There is much yet to be learned about the health effects of chronic inhalation exposure to indoor molds. Only a handful of decades have passed since improvements in building construction began making indoor spaces more airtight. Prior to this, excess production of mold spores and/or mycotoxins was likely diluted by regular exchange between indoor and outdoor air. Unlike other toxigenic substances, inhaled mycotoxins in residential settings have only been studied for the past 30 to 40 years and without specific markers of either exposure or disease. The inability to definitely link the presence of the agent in the environment to human exposure data and subsequently to molecular alterations and disease leave some unconvinced of the deleterious effects of mold/mycotoxin exposure.

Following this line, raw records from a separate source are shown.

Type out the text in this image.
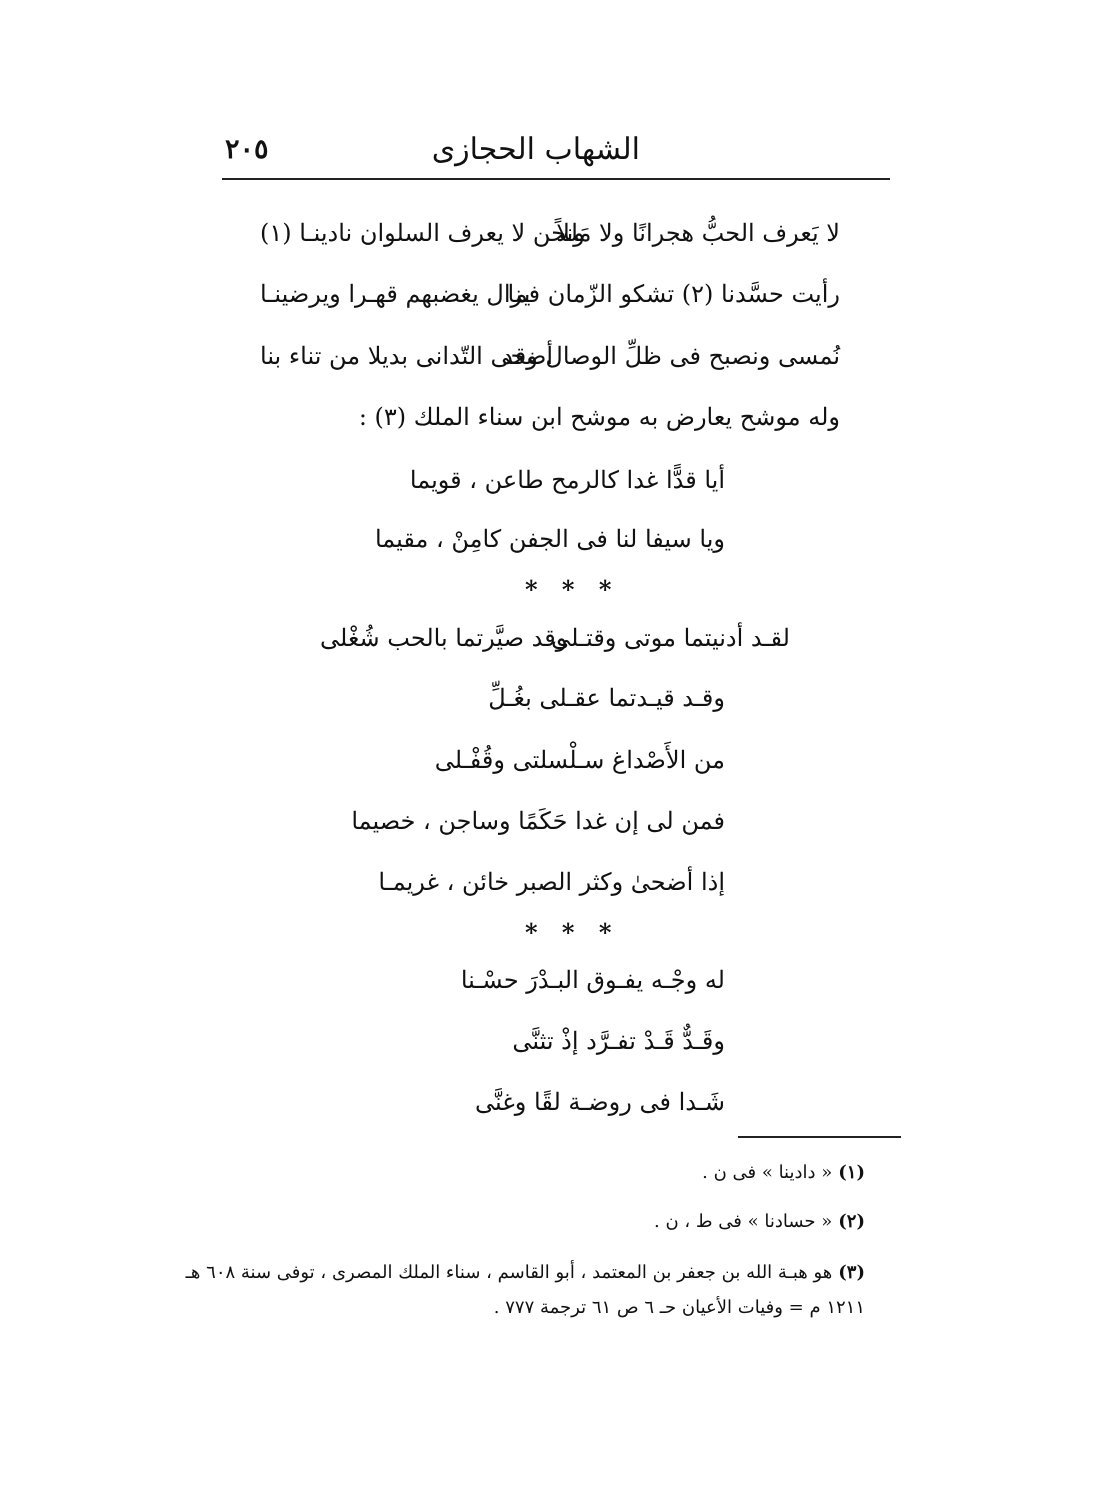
الشهاب الحجازى
٢٠٥
لا يَعرف الحبُّ هجرانًا ولا مَللاً
ونحن لا يعرف السلوان نادينـا (١)
رأيت حسَّدنا (٢) تشكو الزّمان فما
يزال يغضبهم قهـرا ويرضينـا
نُمسى ونصبح فى ظلِّ الوصال وقد
أضحى التّدانى بديلا من تناء بنا
وله موشح يعارض به موشح ابن سناء الملك (٣) :
أيا قدًّا غدا كالرمح طاعن ، قويما
ويا سيفا لنا فى الجفن كامِنْ ، مقيما
* * *
لقـد أدنيتما موتى وقتـلى
وقد صيَّرتما بالحب شُغْلى
وقـد قيـدتما عقـلى بغُـلِّ
من الأَصْداغ سـلْسلتى وقُفْـلى
فمن لى إن غدا حَكَمًا وساجن ، خصيما
إذا أضحىٰ وكثر الصبر خائن ، غريمـا
* * *
له وجْـه يفـوق البـدْرَ حسْـنا
وقَـدٌّ قَـدْ تفـرَّد إذْ تثنَّى
شَـدا فى روضـة لقًا وغنَّى
(١)« دادينا » فى ن .
(٢)« حسادنا » فى ط ، ن .
(٣)هو هبـة الله بن جعفر بن المعتمد ، أبو القاسم ، سناء الملك المصرى ، توفى سنة ٦٠٨ هـ
١٢١١ م = وفيات الأعيان حـ ٦ ص ٦١ ترجمة ٧٧٧ .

Linking mycotoxin exposure to disease in humans has been tricky. For example, it became widely publicized that Stachybotrys chartum exposure caused serious breathing and bleeding problems for those living in homes where it had been growing. After further investigation, the CDC published a statement effectively retracting the conclusions of the original investigation, leaving the public confused about whether it was a threat or not. The amount of exposure required to produce Stachybotrys related disease has been estimated to be at least 1,000 times higher than amounts reported in most environmental surveys
Stachybotrys thrives on water damaged cellulose rich materials such as sheet rock, paper, ceiling tiles, cellulose containing insulation backing and wallpaper. The presence of this fungus in buildings is significant because of the mold’s ability to produce extremely toxic compounds like Satratoxin H. Exposure can occur through inhalation, ingestion or even skin contact. Symptoms include dermatitis, cough, rhinitis, nose bleeds, a burning sensation in the mouth and nasal passage, cold and flu symptoms, headache, general malaise, and fever. Stachybotrys typically appears as a sooty black fungus occasionally accompanied by a thick mass of white mycelia.
It is indeed clear that mycotoxins are real and that they can produce dramatic symptoms. However, clear linkage of a toxin to a disease is difficult. Given the broad range of fungi that produce mycotoxins, it seems reasonable to treat all fungi with substantial respect. Thus, the goal in interior environments should be to maintain them in a clean, dry, and mould-free state. Identifying the specific fungus that is infesting a wall is less important than getting rid of it and preventing its return.
Always locate the source of any strange smell in your house, especially the dank musty smell (volatiles produced by the molds) that is commonly associated with mold and mildew. The early detection of water leaks and the presence of mold in your home is an important safeguard to protecting your property and health. Avoidance of contaminated foods may be necessary in sensitive individuals.